It's a vexed issue that policymakers and regulators are still grappling with. No the issue in question is not about a complex subject like India's approach to Participatory Notes, but a more mundane stuff of requiring certain regulatory bodies to maintain their surplus funds in the Public Account.

The Government auditor — Comptroller and Auditor General of India (CAG) — has once again rapped certain regulatory bodies for retaining their surplus funds generated through fees and unspent grants outside the Government accounts.

As on end March 2010, the five regulatory bodies — SEBI, IRDA, PFRDA, CERC and PNGRB — had surplus funds aggregating Rs 2,142.47 crore lying outside Government accounts.

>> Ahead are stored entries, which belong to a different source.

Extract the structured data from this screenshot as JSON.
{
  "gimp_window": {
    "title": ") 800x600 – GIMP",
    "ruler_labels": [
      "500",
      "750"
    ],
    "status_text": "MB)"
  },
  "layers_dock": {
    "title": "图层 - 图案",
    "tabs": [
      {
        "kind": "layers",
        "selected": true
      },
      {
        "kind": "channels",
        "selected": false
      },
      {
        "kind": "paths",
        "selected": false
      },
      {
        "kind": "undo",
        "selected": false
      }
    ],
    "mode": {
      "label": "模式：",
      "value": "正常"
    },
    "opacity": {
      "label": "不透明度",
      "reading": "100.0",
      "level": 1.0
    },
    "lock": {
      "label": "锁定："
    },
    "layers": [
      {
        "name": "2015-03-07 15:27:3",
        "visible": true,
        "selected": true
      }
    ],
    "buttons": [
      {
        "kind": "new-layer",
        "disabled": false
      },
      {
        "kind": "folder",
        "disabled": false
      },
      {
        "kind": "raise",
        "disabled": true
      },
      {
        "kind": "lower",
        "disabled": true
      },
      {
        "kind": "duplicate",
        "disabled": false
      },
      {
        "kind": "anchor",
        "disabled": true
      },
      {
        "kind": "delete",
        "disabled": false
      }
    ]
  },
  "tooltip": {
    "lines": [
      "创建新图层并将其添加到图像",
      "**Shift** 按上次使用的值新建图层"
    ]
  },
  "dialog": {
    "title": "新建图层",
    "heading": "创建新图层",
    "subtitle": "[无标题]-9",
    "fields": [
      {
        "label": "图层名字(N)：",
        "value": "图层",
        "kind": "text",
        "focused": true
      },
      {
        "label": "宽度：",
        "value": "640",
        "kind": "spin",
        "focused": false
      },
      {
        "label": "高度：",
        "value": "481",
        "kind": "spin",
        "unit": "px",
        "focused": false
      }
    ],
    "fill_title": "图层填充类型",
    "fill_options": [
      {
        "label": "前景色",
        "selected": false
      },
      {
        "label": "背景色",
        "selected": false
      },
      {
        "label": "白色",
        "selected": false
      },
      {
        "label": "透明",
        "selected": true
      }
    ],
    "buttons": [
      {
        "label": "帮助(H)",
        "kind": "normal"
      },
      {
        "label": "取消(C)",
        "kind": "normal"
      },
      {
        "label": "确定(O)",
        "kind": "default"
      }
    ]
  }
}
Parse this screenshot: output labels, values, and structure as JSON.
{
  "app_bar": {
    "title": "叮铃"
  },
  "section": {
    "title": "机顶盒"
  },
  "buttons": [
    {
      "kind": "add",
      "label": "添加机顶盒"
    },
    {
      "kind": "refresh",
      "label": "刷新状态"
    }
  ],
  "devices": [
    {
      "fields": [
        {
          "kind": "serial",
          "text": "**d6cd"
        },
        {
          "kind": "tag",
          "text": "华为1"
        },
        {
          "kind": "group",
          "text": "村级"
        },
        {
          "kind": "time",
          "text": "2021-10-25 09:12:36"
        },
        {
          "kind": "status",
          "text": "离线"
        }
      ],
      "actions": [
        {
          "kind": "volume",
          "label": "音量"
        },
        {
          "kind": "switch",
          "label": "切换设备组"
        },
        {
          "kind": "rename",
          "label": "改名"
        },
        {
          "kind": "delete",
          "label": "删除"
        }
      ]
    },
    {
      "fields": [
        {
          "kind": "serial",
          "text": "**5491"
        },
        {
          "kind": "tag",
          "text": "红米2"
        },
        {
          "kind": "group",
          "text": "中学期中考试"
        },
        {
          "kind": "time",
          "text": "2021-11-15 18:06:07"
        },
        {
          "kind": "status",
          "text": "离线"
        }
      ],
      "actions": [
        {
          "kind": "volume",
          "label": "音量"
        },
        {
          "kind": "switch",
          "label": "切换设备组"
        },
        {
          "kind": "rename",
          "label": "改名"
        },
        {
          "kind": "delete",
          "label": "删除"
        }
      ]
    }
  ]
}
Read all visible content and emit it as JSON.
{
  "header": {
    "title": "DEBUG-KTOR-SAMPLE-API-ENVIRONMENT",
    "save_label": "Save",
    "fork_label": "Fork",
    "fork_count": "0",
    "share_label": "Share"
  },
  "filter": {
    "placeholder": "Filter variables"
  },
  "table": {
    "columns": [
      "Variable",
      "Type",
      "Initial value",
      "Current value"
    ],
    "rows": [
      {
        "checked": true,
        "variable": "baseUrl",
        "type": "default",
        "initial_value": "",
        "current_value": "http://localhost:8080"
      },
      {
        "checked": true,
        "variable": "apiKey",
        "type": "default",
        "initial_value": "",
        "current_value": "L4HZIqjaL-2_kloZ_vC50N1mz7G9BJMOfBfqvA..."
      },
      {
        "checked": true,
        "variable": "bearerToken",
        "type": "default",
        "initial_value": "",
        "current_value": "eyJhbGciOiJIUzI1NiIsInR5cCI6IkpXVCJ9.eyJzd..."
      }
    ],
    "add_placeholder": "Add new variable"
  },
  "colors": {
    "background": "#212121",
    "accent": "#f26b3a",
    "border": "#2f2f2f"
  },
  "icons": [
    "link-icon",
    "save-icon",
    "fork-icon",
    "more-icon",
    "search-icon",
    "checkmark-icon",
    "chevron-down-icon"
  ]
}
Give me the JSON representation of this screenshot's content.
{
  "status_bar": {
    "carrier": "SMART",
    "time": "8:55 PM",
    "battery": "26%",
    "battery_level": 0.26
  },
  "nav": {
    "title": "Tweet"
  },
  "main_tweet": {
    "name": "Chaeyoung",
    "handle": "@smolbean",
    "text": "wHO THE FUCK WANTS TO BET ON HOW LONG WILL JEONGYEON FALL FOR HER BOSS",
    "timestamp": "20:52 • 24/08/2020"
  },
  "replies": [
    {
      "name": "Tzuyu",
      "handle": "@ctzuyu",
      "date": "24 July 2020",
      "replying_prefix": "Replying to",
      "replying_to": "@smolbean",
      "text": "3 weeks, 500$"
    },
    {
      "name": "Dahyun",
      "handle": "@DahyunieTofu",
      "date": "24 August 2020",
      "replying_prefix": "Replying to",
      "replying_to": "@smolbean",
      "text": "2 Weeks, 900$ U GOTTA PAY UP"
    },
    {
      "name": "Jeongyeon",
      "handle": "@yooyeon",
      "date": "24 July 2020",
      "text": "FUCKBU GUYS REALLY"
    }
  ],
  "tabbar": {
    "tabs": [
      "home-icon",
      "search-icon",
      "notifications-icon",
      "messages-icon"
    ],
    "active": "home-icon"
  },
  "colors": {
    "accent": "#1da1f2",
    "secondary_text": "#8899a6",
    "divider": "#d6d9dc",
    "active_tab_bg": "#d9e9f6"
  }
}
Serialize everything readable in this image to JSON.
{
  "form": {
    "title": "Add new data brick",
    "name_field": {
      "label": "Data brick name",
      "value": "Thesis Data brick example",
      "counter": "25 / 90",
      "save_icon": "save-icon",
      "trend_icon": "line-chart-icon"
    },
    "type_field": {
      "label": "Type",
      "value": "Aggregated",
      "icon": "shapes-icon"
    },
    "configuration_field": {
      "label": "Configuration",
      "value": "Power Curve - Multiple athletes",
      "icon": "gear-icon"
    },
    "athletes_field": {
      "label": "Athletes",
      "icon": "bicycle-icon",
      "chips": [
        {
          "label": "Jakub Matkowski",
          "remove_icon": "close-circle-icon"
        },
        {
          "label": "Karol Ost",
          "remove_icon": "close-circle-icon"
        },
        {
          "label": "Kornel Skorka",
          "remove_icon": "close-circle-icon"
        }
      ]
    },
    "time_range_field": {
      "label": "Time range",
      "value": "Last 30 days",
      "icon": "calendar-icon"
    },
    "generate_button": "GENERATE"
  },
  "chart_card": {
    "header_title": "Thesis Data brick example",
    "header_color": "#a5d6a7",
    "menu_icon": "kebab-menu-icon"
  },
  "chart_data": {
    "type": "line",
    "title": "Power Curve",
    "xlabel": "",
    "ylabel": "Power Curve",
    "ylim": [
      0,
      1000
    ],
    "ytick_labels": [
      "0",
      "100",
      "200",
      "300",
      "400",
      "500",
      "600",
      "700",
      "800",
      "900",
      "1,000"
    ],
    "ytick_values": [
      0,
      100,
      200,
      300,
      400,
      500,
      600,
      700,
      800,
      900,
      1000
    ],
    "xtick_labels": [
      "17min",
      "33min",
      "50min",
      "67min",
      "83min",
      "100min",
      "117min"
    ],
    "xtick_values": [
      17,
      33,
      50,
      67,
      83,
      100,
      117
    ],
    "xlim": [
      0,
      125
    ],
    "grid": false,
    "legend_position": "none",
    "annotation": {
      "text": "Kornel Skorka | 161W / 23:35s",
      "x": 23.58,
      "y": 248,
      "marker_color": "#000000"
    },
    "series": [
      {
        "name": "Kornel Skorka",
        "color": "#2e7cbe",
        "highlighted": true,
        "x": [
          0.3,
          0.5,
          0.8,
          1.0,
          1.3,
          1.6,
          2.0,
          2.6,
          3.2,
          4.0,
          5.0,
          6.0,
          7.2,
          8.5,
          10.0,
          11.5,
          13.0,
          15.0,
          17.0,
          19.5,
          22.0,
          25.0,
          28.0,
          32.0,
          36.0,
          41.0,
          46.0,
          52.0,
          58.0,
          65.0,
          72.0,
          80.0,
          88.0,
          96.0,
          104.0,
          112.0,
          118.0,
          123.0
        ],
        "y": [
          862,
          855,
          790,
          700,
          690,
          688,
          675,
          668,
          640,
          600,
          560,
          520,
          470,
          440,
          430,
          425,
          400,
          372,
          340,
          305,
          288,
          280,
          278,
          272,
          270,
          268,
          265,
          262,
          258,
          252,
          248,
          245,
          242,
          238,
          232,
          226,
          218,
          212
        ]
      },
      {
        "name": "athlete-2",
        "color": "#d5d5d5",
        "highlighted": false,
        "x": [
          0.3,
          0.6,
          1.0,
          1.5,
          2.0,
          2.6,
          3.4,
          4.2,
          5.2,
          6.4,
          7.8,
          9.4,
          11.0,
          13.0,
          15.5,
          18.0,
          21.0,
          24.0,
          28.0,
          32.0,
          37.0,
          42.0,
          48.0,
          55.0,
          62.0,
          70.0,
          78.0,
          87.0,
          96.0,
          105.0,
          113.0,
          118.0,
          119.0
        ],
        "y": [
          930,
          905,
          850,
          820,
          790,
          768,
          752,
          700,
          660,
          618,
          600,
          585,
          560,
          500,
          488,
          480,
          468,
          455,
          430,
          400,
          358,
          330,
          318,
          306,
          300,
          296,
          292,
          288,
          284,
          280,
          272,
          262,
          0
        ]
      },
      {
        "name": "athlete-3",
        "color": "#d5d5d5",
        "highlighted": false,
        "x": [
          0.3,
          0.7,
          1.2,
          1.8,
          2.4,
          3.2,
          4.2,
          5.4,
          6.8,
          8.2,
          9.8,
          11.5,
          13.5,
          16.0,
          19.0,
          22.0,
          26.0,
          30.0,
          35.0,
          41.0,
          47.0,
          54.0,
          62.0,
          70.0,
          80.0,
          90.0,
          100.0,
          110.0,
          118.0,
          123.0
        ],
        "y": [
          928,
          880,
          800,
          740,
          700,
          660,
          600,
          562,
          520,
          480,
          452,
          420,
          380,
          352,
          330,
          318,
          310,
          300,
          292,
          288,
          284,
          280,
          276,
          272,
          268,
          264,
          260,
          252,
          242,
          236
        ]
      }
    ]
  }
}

This is in contravention of the Constitutional provisions and the Finance Ministry instructions, the CAG has said in its latest report on Government accounts.

In fact, the CAG had in its previous years' audit reports highlighted the retention of funds by IRDA and SEBI outside the Government accounts.

Of the Rs 2,142.47 crore aggregate surplus funds with the five regulators as on end March 2010, the Securities and Exchange Board of India had Rs 1,467.81 crore, the Insurance Regulatory and Development Authority Rs 622.29 crore and Pension Fund Regulatory Development Authority Rs 0.23 crore.

While the Central Electricity Regulatory Commission had surplus funds of Rs 33.55 crore, the Petroleum and Natural Gas Regulatory Board had Rs 18.59 crore.

Norms for SEBI, IRDA funds

The CAG has in its latest report noted that the Finance Ministry had in December 2009 and November 2010 said that the “broad guidelines, enunciating the arrangement relating to operationalising the SEBI and IRDA funds in the Public Account had been framed”.

This had been conveyed to the Controller General of Accounts (CGA) for drawing the detailed accounting procedure.

However, no funds in this regard were opened in the Public Account of the Finance Accounts for 2009-10, the CAG report noted.

The Finance Ministry had in January 2005 directed all ministries and departments to ensure that funds of regulatory bodies are maintained in the Public Account.

Regulatory independence

The erstwhile SEBI Chairman, Mr C.B. Bhave, had a few months ago said at an industry event that regulatory independence would be jeopardised if regulators were to depend on the Executive for release of funds.

The capital market regulator has been depositing the funds collected from settlement charges and also the bidding fees (auction of debt for FIIs) into the Consolidated Fund of India.